Greek Mythology Influences and New Adaptations to Watch

On Book Riot, my article on YA books with Greek mythology themes and influences was published.

Then, I added more thoughts and clarifications on my Medium blog because sometimes I revisit my old articles with new opinions.

Today on Book Riot: new adaptations out this month.

I also mentioned Dune: Part Two, which arrived on Max on May 20th. Spoiler warning for Denis Villeneuve’s Dune movies and Frank Herbert’s books:

The movies have some big plot changes. Alia kills Baron Harkonnen in the books. Paul kills him in this movie! Liet Kynes, a Black, Fremen woman in the 2021 film, was a man in the books. He was Chani’s father, and married a Fremen woman, whose name was not mentioned.

Omitting the word “jihad” from the 2020s Dune movies was a wise (and almost inevitable) choice, given this word’s use in radical Islamist terrorism in recent history. If they’d kept it, then that would be applying a Muslim term to white supremacy and imperialism, plus invoking the link it now has to terrorism.

As Ibrahim Al Marashi (and many other writers) have pointed out: “Herbert used this term [jihad] in the sixties well before the notion become associated with terrorism post-9/11.” Ali Karjoo-Ravary wrote that omitting the word jihad distorts Herbert’s imagined far future in which Islam remains highly influential. I think it’s important to read and cite SWANA and Muslim authors’ various perspectives on Dune.

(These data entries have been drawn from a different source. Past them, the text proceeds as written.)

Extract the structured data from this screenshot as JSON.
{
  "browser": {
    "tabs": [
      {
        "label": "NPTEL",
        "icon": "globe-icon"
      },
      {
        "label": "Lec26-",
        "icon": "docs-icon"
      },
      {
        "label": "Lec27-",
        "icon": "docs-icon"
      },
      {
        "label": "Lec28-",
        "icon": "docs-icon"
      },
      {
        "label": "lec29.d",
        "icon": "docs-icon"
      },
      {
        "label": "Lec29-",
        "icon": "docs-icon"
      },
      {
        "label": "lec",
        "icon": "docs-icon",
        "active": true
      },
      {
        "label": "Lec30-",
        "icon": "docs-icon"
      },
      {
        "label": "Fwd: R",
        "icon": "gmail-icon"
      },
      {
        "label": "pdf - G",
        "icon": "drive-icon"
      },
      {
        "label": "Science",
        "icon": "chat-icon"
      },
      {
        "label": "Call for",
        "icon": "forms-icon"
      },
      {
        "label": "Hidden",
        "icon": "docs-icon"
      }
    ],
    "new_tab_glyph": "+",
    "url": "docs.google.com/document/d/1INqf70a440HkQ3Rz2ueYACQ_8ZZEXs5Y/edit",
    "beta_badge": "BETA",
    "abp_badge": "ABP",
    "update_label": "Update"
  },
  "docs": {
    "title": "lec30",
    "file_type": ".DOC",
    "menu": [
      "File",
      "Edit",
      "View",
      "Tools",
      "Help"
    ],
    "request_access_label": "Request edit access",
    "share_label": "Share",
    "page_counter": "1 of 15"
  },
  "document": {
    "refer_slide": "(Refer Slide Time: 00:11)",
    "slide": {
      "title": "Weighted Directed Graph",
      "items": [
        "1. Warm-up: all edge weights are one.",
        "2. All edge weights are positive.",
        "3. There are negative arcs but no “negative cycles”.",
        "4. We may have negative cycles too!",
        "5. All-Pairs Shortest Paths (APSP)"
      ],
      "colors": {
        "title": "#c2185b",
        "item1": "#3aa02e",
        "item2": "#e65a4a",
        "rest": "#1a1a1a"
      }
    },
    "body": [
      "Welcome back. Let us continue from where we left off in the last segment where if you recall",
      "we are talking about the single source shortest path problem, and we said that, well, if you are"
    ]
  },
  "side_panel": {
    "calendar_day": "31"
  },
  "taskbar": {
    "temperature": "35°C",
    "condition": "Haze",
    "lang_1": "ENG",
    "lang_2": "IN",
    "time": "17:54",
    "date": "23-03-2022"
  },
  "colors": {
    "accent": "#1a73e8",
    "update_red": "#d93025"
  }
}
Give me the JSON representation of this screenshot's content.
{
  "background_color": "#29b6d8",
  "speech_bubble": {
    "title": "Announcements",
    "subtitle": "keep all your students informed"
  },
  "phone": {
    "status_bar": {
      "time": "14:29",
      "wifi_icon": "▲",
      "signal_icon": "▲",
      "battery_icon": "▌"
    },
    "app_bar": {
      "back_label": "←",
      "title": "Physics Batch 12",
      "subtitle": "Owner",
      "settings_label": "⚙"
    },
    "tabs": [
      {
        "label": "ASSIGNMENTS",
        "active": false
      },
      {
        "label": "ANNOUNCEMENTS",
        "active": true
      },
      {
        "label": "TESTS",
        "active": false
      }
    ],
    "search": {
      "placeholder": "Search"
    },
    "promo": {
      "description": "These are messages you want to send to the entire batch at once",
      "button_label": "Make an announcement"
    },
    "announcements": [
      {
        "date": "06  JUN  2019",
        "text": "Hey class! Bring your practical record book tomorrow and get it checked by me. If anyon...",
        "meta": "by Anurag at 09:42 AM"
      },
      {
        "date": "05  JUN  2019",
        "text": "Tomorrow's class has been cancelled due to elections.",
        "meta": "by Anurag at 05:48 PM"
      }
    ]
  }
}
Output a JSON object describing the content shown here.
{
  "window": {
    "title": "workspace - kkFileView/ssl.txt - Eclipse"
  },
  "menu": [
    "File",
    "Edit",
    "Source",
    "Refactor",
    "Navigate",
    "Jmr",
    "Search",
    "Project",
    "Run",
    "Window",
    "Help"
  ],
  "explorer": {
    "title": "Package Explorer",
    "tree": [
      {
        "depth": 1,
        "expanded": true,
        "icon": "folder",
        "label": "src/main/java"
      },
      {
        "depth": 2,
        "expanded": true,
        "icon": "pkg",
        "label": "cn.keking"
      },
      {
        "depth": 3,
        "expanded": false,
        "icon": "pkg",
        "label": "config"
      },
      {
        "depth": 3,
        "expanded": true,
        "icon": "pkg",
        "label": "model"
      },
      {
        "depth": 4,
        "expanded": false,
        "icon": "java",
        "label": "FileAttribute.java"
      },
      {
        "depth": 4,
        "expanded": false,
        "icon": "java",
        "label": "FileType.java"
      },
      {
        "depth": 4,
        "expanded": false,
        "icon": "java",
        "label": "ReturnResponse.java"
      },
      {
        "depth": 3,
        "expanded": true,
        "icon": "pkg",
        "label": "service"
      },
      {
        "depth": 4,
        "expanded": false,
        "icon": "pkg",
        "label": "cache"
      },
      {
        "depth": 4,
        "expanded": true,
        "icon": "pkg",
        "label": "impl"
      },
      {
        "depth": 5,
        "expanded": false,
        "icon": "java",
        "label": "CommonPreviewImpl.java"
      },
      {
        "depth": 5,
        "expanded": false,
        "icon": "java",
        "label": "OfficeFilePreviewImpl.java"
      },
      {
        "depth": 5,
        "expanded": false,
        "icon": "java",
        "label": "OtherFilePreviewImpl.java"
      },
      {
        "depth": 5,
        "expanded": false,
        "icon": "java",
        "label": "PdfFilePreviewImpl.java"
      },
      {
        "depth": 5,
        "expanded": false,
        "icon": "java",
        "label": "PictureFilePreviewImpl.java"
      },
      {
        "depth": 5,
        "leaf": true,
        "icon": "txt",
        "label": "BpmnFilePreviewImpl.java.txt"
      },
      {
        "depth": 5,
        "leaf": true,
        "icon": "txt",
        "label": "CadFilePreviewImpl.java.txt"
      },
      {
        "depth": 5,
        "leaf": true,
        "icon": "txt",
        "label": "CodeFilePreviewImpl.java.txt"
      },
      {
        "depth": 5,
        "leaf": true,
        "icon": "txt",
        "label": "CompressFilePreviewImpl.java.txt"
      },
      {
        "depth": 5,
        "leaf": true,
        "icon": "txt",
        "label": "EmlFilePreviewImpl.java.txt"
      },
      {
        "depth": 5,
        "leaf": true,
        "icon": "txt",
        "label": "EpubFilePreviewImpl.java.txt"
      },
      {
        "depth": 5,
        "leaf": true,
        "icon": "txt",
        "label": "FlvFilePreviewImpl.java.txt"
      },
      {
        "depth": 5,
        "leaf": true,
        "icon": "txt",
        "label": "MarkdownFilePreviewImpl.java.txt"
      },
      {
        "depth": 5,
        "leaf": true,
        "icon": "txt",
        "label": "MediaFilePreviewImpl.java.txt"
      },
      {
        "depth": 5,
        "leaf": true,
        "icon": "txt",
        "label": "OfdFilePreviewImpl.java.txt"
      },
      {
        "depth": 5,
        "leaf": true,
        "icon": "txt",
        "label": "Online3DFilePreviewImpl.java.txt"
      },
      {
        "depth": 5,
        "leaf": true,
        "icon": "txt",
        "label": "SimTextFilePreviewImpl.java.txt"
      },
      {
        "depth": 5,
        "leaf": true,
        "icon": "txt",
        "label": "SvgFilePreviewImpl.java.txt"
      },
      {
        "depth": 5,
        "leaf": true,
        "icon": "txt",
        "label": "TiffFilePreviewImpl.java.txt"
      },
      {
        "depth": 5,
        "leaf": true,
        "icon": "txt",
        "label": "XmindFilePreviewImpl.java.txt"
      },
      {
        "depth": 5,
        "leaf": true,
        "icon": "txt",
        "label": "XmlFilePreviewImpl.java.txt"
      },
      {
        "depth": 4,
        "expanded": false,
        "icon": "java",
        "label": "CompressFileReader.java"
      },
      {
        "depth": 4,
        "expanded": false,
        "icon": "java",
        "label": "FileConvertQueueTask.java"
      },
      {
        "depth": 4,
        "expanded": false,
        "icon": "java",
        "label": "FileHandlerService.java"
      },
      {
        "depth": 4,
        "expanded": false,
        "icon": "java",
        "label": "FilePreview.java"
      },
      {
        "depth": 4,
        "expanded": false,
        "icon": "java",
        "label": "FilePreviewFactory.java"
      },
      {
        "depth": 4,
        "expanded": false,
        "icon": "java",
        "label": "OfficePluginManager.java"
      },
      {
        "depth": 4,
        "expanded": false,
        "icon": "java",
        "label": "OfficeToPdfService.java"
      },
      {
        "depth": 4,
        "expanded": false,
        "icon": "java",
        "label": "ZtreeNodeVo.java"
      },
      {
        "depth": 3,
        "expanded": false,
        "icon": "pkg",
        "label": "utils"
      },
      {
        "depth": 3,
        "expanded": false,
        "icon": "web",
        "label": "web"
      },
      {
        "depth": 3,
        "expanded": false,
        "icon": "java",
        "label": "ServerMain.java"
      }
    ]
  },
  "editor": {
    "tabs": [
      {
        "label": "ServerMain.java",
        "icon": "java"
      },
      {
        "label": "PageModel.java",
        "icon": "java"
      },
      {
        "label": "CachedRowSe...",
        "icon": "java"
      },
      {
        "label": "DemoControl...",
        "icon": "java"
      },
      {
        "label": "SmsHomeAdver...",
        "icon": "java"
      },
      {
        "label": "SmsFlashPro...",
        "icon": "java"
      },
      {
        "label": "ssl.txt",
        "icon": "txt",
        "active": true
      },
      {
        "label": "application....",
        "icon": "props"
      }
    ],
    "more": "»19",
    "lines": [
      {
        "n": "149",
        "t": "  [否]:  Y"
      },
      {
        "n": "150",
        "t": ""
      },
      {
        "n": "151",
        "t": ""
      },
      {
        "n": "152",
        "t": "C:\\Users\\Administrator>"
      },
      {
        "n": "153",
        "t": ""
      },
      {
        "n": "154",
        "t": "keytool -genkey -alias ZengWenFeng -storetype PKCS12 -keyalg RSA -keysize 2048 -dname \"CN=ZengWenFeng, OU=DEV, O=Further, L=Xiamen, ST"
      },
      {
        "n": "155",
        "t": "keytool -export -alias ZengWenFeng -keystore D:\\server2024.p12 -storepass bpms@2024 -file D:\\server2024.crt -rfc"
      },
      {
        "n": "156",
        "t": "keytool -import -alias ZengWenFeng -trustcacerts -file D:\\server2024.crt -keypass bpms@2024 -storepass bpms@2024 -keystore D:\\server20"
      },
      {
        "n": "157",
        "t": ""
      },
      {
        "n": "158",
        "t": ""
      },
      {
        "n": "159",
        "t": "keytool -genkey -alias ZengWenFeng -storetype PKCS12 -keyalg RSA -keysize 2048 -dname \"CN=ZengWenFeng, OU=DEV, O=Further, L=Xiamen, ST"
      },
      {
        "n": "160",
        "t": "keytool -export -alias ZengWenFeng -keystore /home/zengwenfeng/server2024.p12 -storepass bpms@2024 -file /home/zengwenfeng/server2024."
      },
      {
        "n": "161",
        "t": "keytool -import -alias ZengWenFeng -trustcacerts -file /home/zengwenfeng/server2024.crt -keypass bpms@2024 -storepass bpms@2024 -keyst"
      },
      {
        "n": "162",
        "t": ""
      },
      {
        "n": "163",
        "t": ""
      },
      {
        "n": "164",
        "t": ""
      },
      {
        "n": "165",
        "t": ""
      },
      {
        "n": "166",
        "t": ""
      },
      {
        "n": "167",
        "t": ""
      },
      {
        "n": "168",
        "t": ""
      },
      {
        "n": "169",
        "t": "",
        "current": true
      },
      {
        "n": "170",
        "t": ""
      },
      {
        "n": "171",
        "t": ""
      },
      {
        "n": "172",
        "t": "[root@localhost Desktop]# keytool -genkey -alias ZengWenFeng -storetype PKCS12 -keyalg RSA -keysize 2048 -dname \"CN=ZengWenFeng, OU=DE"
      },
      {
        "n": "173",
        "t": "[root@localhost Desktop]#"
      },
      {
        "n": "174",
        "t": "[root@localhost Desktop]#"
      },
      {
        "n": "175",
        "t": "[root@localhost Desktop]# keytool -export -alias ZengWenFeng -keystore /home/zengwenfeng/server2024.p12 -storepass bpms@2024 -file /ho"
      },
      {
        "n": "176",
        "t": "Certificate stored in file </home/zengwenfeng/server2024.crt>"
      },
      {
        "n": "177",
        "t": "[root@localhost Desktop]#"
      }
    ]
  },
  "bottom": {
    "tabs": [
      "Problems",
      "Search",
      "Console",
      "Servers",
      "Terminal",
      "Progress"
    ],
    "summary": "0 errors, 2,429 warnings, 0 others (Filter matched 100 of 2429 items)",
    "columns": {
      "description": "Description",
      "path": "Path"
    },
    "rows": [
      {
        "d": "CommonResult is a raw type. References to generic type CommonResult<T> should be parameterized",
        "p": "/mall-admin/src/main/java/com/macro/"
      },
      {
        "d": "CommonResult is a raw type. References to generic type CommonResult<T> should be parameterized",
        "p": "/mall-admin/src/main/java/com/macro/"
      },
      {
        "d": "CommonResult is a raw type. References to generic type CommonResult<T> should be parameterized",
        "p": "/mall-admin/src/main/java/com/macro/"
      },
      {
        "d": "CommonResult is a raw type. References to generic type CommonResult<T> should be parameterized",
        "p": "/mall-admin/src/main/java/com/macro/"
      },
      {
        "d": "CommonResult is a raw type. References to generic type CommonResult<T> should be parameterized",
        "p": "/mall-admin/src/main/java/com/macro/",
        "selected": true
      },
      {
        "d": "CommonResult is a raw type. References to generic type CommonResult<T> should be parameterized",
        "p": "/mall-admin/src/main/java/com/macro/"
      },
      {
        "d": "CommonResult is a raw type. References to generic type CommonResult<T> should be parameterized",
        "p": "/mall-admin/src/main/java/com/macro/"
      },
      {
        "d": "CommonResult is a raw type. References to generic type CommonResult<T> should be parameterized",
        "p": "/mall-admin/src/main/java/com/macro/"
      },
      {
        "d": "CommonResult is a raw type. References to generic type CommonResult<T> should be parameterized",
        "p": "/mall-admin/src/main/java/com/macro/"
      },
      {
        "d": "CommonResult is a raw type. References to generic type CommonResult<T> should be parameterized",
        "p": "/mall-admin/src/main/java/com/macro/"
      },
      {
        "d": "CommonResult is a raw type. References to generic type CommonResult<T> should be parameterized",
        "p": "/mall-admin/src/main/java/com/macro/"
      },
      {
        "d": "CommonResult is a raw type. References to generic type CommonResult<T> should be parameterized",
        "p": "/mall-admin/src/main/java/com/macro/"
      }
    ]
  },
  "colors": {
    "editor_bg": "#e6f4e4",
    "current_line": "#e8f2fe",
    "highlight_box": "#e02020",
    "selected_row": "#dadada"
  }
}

I’ve always been particularly horrified by members of the far right considering Paul Atreides admirable or Dune as endorsing traditionalism or imperialism in any way. As I said earlier, Paul clearly becomes an evil dictator who kills billions of people. Dune is a complex work subject to contradictory, nuanced interpretations. Much of its world-building seems outdated, appropriative, and stereotypical today, but Paul embodies an evil, white supremacist ideology throughout the novels. That much is unambiguous.

I’ve always liked Roland Barthes’ idea that authors’ intentions for their own works do not cancel out any other possible interpretations, but that’s not the only approach for literary criticism either, of course.